When Everybody Is a Hero…
Here’s a little quote for those of you that don’t read Tish, Tosh, Tesh as religiously as they should:
“I believe that MMOs should be about the player’s story in a vital virtual world that’s indifferent to them.” – Tesh
Traditionally, computer games make the player into an all-powerful hero that saves the princess, the world, or at least himself in a spectacular way. MMORPGs tend to copy this in their quest design, praising players for slaying the evil overlord or curing a sick child even though millions of other players have completed the same quest before them. (Not a new issue at all. I’ve even mentioned it before.) Nowadays, World of Warcraft tries to alleviate this problem a little bit by using its phasing technology to make it appear to players as if they had actual impact on the world. They don’t though, and this is a major hurdle in the way of actually interesting storytelling in MMORPGs.
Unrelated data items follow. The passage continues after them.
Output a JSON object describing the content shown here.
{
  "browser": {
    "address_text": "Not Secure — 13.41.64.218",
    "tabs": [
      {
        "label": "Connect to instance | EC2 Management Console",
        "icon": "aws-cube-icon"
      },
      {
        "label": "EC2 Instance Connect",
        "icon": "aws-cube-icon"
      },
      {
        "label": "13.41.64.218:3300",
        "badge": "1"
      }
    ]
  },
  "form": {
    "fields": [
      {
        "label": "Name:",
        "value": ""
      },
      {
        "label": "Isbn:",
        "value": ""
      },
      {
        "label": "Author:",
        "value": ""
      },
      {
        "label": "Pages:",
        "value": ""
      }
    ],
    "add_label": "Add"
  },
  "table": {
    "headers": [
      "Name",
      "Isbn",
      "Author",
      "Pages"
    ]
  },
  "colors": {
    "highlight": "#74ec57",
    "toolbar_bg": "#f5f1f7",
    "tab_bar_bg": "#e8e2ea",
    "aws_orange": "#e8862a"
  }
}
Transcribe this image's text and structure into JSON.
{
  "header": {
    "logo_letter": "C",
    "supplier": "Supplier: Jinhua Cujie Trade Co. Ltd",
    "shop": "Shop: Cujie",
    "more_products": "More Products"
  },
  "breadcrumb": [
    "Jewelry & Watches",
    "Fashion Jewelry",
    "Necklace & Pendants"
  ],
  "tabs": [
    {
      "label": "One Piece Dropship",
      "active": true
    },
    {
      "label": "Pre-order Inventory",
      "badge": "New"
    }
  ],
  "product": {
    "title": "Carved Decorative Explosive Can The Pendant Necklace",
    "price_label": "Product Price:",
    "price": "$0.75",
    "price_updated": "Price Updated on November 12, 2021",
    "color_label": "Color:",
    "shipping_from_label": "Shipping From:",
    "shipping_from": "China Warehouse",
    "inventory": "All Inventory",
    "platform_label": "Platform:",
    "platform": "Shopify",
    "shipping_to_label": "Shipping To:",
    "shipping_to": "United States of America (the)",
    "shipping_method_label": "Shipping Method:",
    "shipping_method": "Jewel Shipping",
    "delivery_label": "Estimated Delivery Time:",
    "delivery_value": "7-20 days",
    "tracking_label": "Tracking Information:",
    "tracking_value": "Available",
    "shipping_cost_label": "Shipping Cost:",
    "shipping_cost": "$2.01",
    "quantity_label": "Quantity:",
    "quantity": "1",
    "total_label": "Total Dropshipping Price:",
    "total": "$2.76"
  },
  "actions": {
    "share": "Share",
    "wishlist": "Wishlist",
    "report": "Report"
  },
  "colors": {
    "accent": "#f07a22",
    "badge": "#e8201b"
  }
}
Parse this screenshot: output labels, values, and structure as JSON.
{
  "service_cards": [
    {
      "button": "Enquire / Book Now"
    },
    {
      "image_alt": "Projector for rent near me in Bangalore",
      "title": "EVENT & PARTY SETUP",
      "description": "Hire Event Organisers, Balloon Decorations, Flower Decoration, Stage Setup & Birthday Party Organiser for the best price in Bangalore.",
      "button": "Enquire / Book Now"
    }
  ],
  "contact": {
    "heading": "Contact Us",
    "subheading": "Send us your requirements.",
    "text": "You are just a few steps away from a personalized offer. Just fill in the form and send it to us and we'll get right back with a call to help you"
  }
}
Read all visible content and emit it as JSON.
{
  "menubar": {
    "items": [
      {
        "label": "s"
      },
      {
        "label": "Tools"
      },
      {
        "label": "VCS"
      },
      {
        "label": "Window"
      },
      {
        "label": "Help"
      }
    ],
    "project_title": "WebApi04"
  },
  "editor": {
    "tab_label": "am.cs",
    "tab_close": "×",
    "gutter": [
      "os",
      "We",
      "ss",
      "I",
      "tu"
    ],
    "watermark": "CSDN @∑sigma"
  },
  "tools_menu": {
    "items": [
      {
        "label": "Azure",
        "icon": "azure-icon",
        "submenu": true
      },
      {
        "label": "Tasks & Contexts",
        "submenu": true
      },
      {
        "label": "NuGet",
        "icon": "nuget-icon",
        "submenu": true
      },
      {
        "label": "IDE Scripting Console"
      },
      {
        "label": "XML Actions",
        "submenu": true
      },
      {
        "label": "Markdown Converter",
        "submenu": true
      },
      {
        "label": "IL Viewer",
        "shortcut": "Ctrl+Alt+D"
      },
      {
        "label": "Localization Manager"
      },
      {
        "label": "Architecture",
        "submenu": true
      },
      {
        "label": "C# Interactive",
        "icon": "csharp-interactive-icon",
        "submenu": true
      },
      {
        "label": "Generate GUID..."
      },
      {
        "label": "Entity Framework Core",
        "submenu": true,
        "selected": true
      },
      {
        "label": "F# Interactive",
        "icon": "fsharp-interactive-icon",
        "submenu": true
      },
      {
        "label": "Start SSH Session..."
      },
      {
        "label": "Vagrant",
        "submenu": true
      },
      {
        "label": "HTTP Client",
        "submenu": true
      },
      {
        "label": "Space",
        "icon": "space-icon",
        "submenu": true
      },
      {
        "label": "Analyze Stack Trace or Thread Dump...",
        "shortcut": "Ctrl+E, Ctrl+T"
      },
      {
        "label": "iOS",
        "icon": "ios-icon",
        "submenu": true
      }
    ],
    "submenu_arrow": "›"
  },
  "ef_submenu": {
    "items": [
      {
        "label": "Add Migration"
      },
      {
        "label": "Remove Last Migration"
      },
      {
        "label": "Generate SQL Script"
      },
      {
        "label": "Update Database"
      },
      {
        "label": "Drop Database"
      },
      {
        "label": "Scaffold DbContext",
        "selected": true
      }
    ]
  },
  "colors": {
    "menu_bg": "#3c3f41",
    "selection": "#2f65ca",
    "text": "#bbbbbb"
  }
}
Tesh’s quote above proposes a rather different solution – don’t even try to give players heavy impact on the world. Make them tell their own stories by playing the game (also something I’ve written about before) and just provide them with a world to do that in.
One issue with this approach is of course that many players play games to escape from their real lives in which they don’t have as much impact as they’d like. I can’t say whether “Oh thank you hero for saving our village.” speeches actually help with such escapism, but it is definitely something in mind when remodelling the player characters from heroes to ordinary citizens.
Another issue is that one can’t just take a world like that in WoW, take out the hero references and be done with it. Fighting the Lich King makes very little sense if you take out the story line of a heroic group of players fighting their way through hordes of undead to save Azeroth from total domination. If you take all the quests out ow WoW that refer to dealing with a certain problem, retrieving a certain item, or killing a certain person/monster you won’t be left with much in the way of quests at all.
A game following Tesh’s idea would have to be built from the ground up to support it and would fall heavily into the sandbox category of games. In order for players to live through their own stories in the game, there need to be possibilities for players’ stories to actually be different from each other. Traditional DIKU-style MMOs simply don’t offer enough variety for something like that to be possible.